You do **not** need a Gemini key. The repo ships with a stub adapter that returns deterministic vulnerable responses when `GEMINI_API_KEY` is unset.

## Step 1 — Clone and start the stack

```bash theme={null}
git clone https://github.com/glacien-technologies/agentguardian-vulnerable-agents
cd agentguardian-vulnerable-agents
docker compose up --build -d

curl http://localhost:8000/health
# {"ok":true,"agents":["defended-baseline","vulnerable-langgraph-chatbot","vulnerable-mcp-server","vulnerable-rag-agent","vulnerable-tool-agent"],"live_mode":false}
```

## Step 2 — Scan with AgentGuardian

```bash theme={null}
pip install agent-guardian

agent-guardian scan \
  --endpoint http://localhost:8000/vulnerable-langgraph-chatbot/chat \
  --model stub \
  --mode fast \
  --output pdf \
  --output-path scan.pdf

open scan.pdf
```

Expected output:

* At least one finding in **LLM01 — Prompt Injection** (the agent responds `OVERRIDE_OK` to a CEO-override prompt).
* At least one finding in **LLM06 — Excessive Agency** (the agent calls `force_wire_transfer` without confirmation).
* At least one finding in **LLM07 — System Prompt Leakage** (the agent reveals its internal account number and signing key prefix).

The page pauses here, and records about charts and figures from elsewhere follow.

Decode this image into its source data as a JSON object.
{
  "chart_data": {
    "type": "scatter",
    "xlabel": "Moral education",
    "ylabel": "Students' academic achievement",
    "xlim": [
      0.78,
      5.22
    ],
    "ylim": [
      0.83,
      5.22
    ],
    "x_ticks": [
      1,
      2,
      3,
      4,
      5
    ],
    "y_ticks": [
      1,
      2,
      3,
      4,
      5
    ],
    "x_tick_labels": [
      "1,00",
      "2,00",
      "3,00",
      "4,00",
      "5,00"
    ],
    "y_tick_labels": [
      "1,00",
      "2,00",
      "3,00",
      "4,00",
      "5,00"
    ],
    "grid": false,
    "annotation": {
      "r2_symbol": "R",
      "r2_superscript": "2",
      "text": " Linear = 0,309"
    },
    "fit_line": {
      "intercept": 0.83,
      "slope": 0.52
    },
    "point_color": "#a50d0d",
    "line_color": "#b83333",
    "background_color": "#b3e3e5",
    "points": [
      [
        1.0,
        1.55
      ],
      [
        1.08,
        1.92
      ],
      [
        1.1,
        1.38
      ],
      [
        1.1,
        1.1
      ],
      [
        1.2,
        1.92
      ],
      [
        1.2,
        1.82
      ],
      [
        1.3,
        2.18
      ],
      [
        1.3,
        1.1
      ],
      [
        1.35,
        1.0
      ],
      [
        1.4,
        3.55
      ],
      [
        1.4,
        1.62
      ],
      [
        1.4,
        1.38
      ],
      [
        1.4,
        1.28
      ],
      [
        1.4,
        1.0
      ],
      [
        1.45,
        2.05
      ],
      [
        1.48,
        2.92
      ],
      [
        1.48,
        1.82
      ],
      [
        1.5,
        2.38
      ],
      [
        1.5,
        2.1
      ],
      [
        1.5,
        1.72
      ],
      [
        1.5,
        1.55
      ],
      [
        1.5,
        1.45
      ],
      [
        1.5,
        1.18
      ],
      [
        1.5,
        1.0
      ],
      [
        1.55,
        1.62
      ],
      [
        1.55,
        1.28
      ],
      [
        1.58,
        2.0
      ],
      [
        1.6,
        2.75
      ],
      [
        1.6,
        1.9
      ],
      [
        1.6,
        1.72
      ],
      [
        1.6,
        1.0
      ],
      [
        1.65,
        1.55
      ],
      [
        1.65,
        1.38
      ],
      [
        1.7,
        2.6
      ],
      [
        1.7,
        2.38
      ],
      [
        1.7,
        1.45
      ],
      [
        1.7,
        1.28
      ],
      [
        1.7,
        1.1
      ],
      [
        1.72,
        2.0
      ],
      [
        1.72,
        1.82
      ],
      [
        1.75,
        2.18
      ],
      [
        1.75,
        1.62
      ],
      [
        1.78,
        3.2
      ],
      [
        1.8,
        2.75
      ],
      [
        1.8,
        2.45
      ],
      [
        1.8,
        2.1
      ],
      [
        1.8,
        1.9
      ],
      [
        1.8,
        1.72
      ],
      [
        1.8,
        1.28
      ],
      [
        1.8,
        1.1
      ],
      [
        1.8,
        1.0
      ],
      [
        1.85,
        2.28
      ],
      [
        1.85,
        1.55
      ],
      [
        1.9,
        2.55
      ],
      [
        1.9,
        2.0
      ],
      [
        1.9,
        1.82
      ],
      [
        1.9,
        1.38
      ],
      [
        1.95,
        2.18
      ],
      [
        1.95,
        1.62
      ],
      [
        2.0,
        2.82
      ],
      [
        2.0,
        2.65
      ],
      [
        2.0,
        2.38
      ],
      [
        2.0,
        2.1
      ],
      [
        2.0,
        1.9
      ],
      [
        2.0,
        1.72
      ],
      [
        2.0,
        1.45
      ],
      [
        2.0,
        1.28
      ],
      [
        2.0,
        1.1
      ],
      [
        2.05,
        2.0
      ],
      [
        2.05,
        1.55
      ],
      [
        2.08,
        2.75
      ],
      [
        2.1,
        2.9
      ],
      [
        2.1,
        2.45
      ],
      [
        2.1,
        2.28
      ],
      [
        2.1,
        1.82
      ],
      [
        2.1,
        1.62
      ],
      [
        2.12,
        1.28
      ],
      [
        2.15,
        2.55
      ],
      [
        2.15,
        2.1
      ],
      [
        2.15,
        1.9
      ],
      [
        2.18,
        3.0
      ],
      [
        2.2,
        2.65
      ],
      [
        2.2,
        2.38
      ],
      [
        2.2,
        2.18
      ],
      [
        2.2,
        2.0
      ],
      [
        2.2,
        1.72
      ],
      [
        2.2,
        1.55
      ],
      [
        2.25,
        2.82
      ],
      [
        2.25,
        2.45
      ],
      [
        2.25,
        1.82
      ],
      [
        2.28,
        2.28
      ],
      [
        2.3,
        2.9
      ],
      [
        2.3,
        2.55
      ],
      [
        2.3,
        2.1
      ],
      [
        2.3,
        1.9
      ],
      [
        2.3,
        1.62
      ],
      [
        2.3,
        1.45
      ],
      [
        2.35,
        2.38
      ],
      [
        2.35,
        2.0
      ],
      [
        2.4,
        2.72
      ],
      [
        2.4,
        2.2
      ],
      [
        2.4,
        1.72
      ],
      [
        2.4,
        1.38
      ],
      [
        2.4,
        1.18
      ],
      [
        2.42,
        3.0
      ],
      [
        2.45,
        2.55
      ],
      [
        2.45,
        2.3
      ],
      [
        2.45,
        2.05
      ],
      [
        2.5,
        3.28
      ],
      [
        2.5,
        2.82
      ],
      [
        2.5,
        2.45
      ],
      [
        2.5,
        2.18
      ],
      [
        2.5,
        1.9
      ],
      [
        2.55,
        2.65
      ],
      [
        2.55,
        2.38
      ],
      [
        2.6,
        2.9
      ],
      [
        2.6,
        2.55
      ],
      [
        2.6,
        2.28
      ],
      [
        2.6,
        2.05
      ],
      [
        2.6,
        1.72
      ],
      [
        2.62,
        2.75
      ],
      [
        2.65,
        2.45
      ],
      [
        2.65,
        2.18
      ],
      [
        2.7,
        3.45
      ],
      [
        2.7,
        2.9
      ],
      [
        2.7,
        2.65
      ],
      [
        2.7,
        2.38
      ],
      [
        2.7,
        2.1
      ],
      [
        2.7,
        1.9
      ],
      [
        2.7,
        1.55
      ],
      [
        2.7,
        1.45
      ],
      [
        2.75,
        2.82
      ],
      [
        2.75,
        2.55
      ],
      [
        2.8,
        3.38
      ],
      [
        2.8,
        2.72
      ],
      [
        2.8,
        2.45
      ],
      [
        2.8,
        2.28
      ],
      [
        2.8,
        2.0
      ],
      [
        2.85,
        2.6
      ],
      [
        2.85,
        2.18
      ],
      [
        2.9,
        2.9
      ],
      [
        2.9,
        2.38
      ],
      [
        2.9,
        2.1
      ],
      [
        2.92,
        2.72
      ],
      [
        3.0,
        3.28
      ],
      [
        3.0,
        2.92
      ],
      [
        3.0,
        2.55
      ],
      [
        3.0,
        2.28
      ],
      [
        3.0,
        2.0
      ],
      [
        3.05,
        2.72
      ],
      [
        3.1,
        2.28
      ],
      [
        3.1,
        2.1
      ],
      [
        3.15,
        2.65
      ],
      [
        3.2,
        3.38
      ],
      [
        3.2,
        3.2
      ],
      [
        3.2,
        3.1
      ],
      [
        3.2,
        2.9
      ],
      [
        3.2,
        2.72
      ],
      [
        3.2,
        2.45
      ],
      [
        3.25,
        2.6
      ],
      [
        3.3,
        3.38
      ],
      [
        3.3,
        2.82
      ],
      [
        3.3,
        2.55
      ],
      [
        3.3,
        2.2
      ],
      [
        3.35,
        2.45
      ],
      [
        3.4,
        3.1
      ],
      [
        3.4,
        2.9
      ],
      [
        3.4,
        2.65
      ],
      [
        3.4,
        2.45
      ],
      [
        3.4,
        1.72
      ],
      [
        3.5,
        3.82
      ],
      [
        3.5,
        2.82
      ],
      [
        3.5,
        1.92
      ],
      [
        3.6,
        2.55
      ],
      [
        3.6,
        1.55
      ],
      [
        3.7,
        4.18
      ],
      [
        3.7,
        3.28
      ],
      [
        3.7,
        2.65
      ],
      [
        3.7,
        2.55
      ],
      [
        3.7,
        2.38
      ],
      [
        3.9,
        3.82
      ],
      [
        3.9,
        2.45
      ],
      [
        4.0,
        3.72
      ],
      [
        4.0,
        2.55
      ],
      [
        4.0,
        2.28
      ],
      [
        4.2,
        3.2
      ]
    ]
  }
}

The full scan takes 60-120 seconds in `--mode fast` with `--model stub`.

## Step 3 — Compare against the defended baseline

```bash theme={null}
agent-guardian scan \
  --endpoint http://localhost:8000/defended-baseline/chat \
  --model stub --mode fast \
  --output json --output-path scan-baseline.json

cat scan-baseline.json | jq '.findings | length'
# 0 (or a small number of low-severity findings)
```

If the defended-baseline scan returns high-severity findings, that's a precision regression worth filing as an issue against the scanner — not the agent.

## Step 4 — Switch on live Gemini mode (optional)

If you want to evaluate the scanner against real model behavior instead of canned stubs:

```bash theme={null}
cp .env.example .env
# Edit .env, paste a Gemini key from https://aistudio.google.com/apikey
docker compose up --build -d
```

The `/health` endpoint will now report `"live_mode": true` and the agents will route prompts through `gemini-2.5-flash` / `gemini-2.5-pro` via the `google-adk` runner.